El canario Rafael Cabrera finalizó la primera jornada a un golpe de los líderes
19 jun 2010 . Actualizado a las 02:14 h.La batalla por el cetro mundial entre Tiger Woods y Phil Mickelson en el abierto de Estados Unidos defraudó. Pebble Beach se tragó a ambos y son otros tres golfistas los que dominan con 69 golpes (-2) este segundo major del año: Shaun Micheel, el inglés Paul Casey y el zimbabuense Brendon de Jonge.
Al protagonismo inicial que tuvieron Micheel, el estadounidense de 41 años cuyo único título es el US PGA del 2003, y Casey, el noveno del mundo, se coló sin llamar el modesto De Jonge, un golfista sorprendentemente potente se anotó un eagle en el hoyo 14.
Otro hombre que vino de la previa, el español Rafael Cabrera, firmó 70 golpes (-1) y fue una de las estrellas en su debut en grand slam.

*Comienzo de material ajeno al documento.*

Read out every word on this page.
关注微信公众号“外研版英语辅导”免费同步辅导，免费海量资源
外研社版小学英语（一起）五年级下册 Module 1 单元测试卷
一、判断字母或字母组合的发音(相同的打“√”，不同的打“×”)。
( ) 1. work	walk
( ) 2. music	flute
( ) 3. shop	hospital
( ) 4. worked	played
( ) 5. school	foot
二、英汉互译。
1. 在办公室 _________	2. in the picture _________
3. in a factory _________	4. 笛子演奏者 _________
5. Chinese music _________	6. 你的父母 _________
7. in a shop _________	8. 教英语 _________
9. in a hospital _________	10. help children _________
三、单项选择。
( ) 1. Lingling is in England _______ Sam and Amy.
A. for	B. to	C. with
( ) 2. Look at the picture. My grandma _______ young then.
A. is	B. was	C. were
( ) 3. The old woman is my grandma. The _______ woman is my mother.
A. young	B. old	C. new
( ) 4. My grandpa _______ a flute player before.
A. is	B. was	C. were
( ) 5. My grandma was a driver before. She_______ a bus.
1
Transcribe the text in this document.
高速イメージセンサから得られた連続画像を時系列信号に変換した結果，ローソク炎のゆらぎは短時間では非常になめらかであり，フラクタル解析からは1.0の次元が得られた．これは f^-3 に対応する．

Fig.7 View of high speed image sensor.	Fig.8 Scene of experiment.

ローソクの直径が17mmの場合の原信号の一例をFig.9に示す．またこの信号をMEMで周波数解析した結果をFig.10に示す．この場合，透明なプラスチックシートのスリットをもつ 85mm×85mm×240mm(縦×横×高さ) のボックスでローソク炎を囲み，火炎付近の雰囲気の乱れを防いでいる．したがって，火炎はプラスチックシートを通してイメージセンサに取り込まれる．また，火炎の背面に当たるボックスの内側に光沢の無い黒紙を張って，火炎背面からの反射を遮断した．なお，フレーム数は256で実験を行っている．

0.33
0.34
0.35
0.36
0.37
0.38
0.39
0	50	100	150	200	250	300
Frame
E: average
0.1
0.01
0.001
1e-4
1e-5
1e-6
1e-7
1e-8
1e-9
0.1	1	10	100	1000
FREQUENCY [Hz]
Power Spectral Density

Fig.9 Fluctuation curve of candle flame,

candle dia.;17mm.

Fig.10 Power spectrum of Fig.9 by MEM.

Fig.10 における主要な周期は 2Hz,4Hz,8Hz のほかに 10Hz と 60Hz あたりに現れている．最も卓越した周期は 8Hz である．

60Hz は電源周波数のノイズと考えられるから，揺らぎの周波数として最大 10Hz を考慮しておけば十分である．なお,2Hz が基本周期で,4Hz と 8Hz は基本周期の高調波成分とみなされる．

El jugador de Las Palmas fue de los nueve que lograron superar las dificultades de Pebble Beach en el arranque de un abierto preparado para que Mickelson sacara pecho delante de Tiger.
Ese pulso entre primero del mundo y aspirante quedó apartado. El zurdo de San Diego necesitó 75 golpes (+4). En el día de su cuadragésimo cumpleaños ni siquiera pudo regalarse birdie alguno.
Mediocres resultados
La decepción fue mayúscula para Mickelson: dos bolas enviadas al fondo del océano, el peor comienzo en trece años en un Open USA y la primera ronda en tres años sin birdies.
Woods, cuyo lustro de liderazgo mundial puede verse interrumpido por el último ganador en Augusta, tampoco fue capaz de embocar birdie alguno. El juego defensivo de Tiger le llevó hasta el puesto número 49, mientras Mickelson buscará la remontada desde el 68.
«Ha sido horrible, uno de mis peores días», se lamentó Mickelson. Quejas como esta fueron predominantes en Pebble Beach, a pesar de que las condiciones generales fueron óptimas para el juego. Pero aun así, las tarjetas volaron hacia dígitos que sonrojaron a más de uno, como la que presentó el español Álvaro Quirós, que se anotó 80 golpes (+9), la del colombiano Camilo Villegas (78) o la del argentino Ángel Cabrera, el campeón de este torneo en el 2007, con 75.
Tantos repartió Pebble Beach que solo nueve hombres acabaron bajo el par del campo. De ahí que el trabajo de Rafa Cabrera fuera un orgullo. También fue notable el esfuerzo de Sergio García, Pablo Martín y Miguel Ángel Jiménez.